Mechanism for chloroplast protein translocation and quality control

In a recent study published online in The Plant Cell, Prof. Yang Wenqiang's research team from the Institute of Botany of the Chinese Academy of Sciences (IBCAS) has reported the critical role of the largest protein Orf2971 encoded by the Chlamydomonas reinhardtii plastid genome in protein translocation and quality control.

Chloroplasts are semi-autonomous plant and algal organelles that evolved from photosynthetic cyanobacteria. Most chloroplast genes were shifted to nucleus genomes, and the nucleus-encoded plastid proteins must be translocated into the chloroplast to preserve chloroplast activities. Approximately 3,000 plastid proteins encoded in the nucleus are translocated into the chloroplast envelope via the translocon at the outer chloroplast (TOC) and translocon at the inner chloroplast (TIC) machineries.

Despite the fact that the main components of the present TOC-TIC system have been identified, there is no universal agreement on the makeup of the chloroplast protein import machinery, specifically the TIC complex and its associated motor.

Yang's team discovered that Orf2971 interacts with TIC214, TIC20 and chaperones in the chloroplast, and that the nucleus-encoded precursor proteins accumulate following Orf2971 repression. The discovery of protein aggregation is most likely due to a mistargeting of the appropriate chaperones involved in folding.

The researcher also demonstrated that Orf2971 is involved in both chloroplast protein translocation and protein quality regulation.

Furthermore, they observed that when the protein transport system shutdown, photosynthetic activity declines substantially and a large amount of reactive oxygen species are accumulated, resulting in cell death.

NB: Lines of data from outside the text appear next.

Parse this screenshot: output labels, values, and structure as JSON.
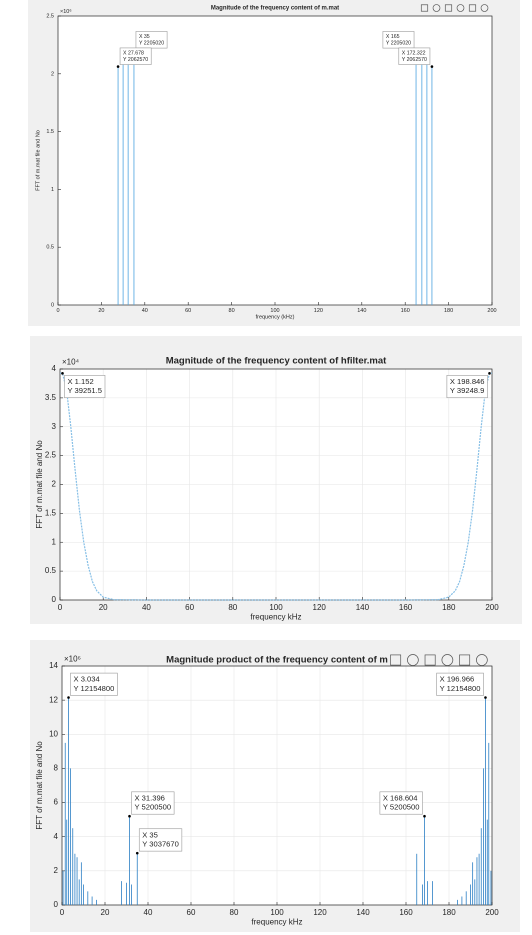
{
  "chart_data": [
    {
      "type": "stem",
      "title": "Magnitude of the frequency content of m.mat",
      "xlabel": "frequency (kHz)",
      "ylabel": "FFT of m.mat file and No",
      "y_exponent_label": "×10⁶",
      "color": "#4da3e0",
      "grid": false,
      "xlim": [
        0,
        200
      ],
      "xticks": [
        0,
        20,
        40,
        60,
        80,
        100,
        120,
        140,
        160,
        180,
        200
      ],
      "ylim": [
        0,
        2500000
      ],
      "yticks": [
        0,
        {
          "value": 500000,
          "label": "0.5"
        },
        {
          "value": 1000000,
          "label": "1"
        },
        {
          "value": 1500000,
          "label": "1.5"
        },
        {
          "value": 2000000,
          "label": "2"
        },
        {
          "value": 2500000,
          "label": "2.5"
        }
      ],
      "x": [
        27.678,
        30,
        32.322,
        35,
        165,
        167.678,
        170,
        172.322
      ],
      "values": [
        2062570,
        2100000,
        2100000,
        2205020,
        2205020,
        2100000,
        2100000,
        2062570
      ],
      "datatips": [
        {
          "x": 35,
          "y": 2205020,
          "text": [
            "X 35",
            "Y 2205020"
          ]
        },
        {
          "x": 27.678,
          "y": 2062570,
          "text": [
            "X 27.678",
            "Y 2062570"
          ]
        },
        {
          "x": 165,
          "y": 2205020,
          "text": [
            "X 165",
            "Y 2205020"
          ]
        },
        {
          "x": 172.322,
          "y": 2062570,
          "text": [
            "X 172.322",
            "Y 2062570"
          ]
        }
      ]
    },
    {
      "type": "line",
      "title": "Magnitude of the frequency content of hfilter.mat",
      "xlabel": "frequency kHz",
      "ylabel": "FFT of m.mat file and No",
      "y_exponent_label": "×10⁴",
      "color": "#86bfe6",
      "grid": true,
      "xlim": [
        0,
        200
      ],
      "xticks": [
        0,
        20,
        40,
        60,
        80,
        100,
        120,
        140,
        160,
        180,
        200
      ],
      "ylim": [
        0,
        40000
      ],
      "yticks": [
        0,
        {
          "value": 5000,
          "label": "0.5"
        },
        {
          "value": 10000,
          "label": "1"
        },
        {
          "value": 15000,
          "label": "1.5"
        },
        {
          "value": 20000,
          "label": "2"
        },
        {
          "value": 25000,
          "label": "2.5"
        },
        {
          "value": 30000,
          "label": "3"
        },
        {
          "value": 35000,
          "label": "3.5"
        },
        {
          "value": 40000,
          "label": "4"
        }
      ],
      "x": [
        0,
        1.152,
        3,
        5,
        7,
        9,
        11,
        13,
        15,
        17,
        20,
        25,
        40,
        60,
        80,
        100,
        120,
        140,
        160,
        175,
        180,
        183,
        185,
        187,
        189,
        191,
        193,
        195,
        197,
        198.846,
        200
      ],
      "values": [
        39300,
        39251.5,
        36500,
        30000,
        22500,
        15500,
        10000,
        6000,
        3200,
        1600,
        500,
        50,
        0,
        0,
        0,
        0,
        0,
        0,
        0,
        50,
        500,
        1600,
        3200,
        6000,
        10000,
        15500,
        22500,
        30000,
        36500,
        39248.9,
        39300
      ],
      "datatips": [
        {
          "x": 1.152,
          "y": 39251.5,
          "text": [
            "X 1.152",
            "Y 39251.5"
          ]
        },
        {
          "x": 198.846,
          "y": 39248.9,
          "text": [
            "X 198.846",
            "Y 39248.9"
          ]
        }
      ]
    },
    {
      "type": "stem",
      "title": "Magnitude product of the frequency content of m",
      "xlabel": "frequency kHz",
      "ylabel": "FFT of m.mat file and No",
      "y_exponent_label": "×10⁶",
      "color": "#2b7fc4",
      "grid": true,
      "xlim": [
        0,
        200
      ],
      "xticks": [
        0,
        20,
        40,
        60,
        80,
        100,
        120,
        140,
        160,
        180,
        200
      ],
      "ylim": [
        0,
        14000000
      ],
      "yticks": [
        0,
        {
          "value": 2000000,
          "label": "2"
        },
        {
          "value": 4000000,
          "label": "4"
        },
        {
          "value": 6000000,
          "label": "6"
        },
        {
          "value": 8000000,
          "label": "8"
        },
        {
          "value": 10000000,
          "label": "10"
        },
        {
          "value": 12000000,
          "label": "12"
        },
        {
          "value": 14000000,
          "label": "14"
        }
      ],
      "x": [
        0.5,
        1.5,
        2.2,
        3.034,
        4,
        5,
        6,
        7,
        8,
        9,
        10,
        12,
        14,
        16,
        27.678,
        30,
        31.396,
        32.322,
        35,
        165,
        167.678,
        168.604,
        170,
        172.322,
        184,
        186,
        188,
        190,
        191,
        192,
        193,
        194,
        195,
        196,
        196.966,
        197.8,
        198.5,
        199.5
      ],
      "values": [
        2000000,
        9500000,
        5000000,
        12154800,
        8000000,
        4500000,
        3000000,
        2800000,
        1500000,
        2500000,
        1200000,
        800000,
        500000,
        300000,
        1400000,
        1300000,
        5200500,
        1200000,
        3037670,
        3000000,
        1200000,
        5200500,
        1400000,
        1400000,
        300000,
        500000,
        800000,
        1200000,
        2500000,
        1500000,
        2800000,
        3000000,
        4500000,
        8000000,
        12154800,
        5000000,
        9500000,
        2000000
      ],
      "datatips": [
        {
          "x": 3.034,
          "y": 12154800,
          "text": [
            "X 3.034",
            "Y 12154800"
          ]
        },
        {
          "x": 196.966,
          "y": 12154800,
          "text": [
            "X 196.966",
            "Y 12154800"
          ]
        },
        {
          "x": 31.396,
          "y": 5200500,
          "text": [
            "X 31.396",
            "Y 5200500"
          ]
        },
        {
          "x": 168.604,
          "y": 5200500,
          "text": [
            "X 168.604",
            "Y 5200500"
          ]
        },
        {
          "x": 35,
          "y": 3037670,
          "text": [
            "X 35",
            "Y 3037670"
          ]
        }
      ]
    }
  ]
}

These results suggest that the protein import system is essential in delivering the necessary proteins for photosynthesis.

Meanwhile, the researchers revealed that the structure of pyrenoid, which is required for carbon dioxide (CO₂) concentration, was also disrupted after Orf2971 depletion.

These findings suggest that increasing the import efficiency of chloroplast proteins may benefit in the preservation of pyrenoids' structure and photosynthesis activity, hence increasing CO₂ concentration and light harvesting ability.

These results suggest that increased protein input efficiency of chloroplasts may be beneficial to the preservation of protein nucleus structure and photosynthetic activity, thereby increasing CO₂ concentration and photo collection capacity.

"This study is of great significance for in-depth understanding of the mechanism of chloroplast protein transport and quality control on chloroplast development," said Prof. Yang Wenqiang.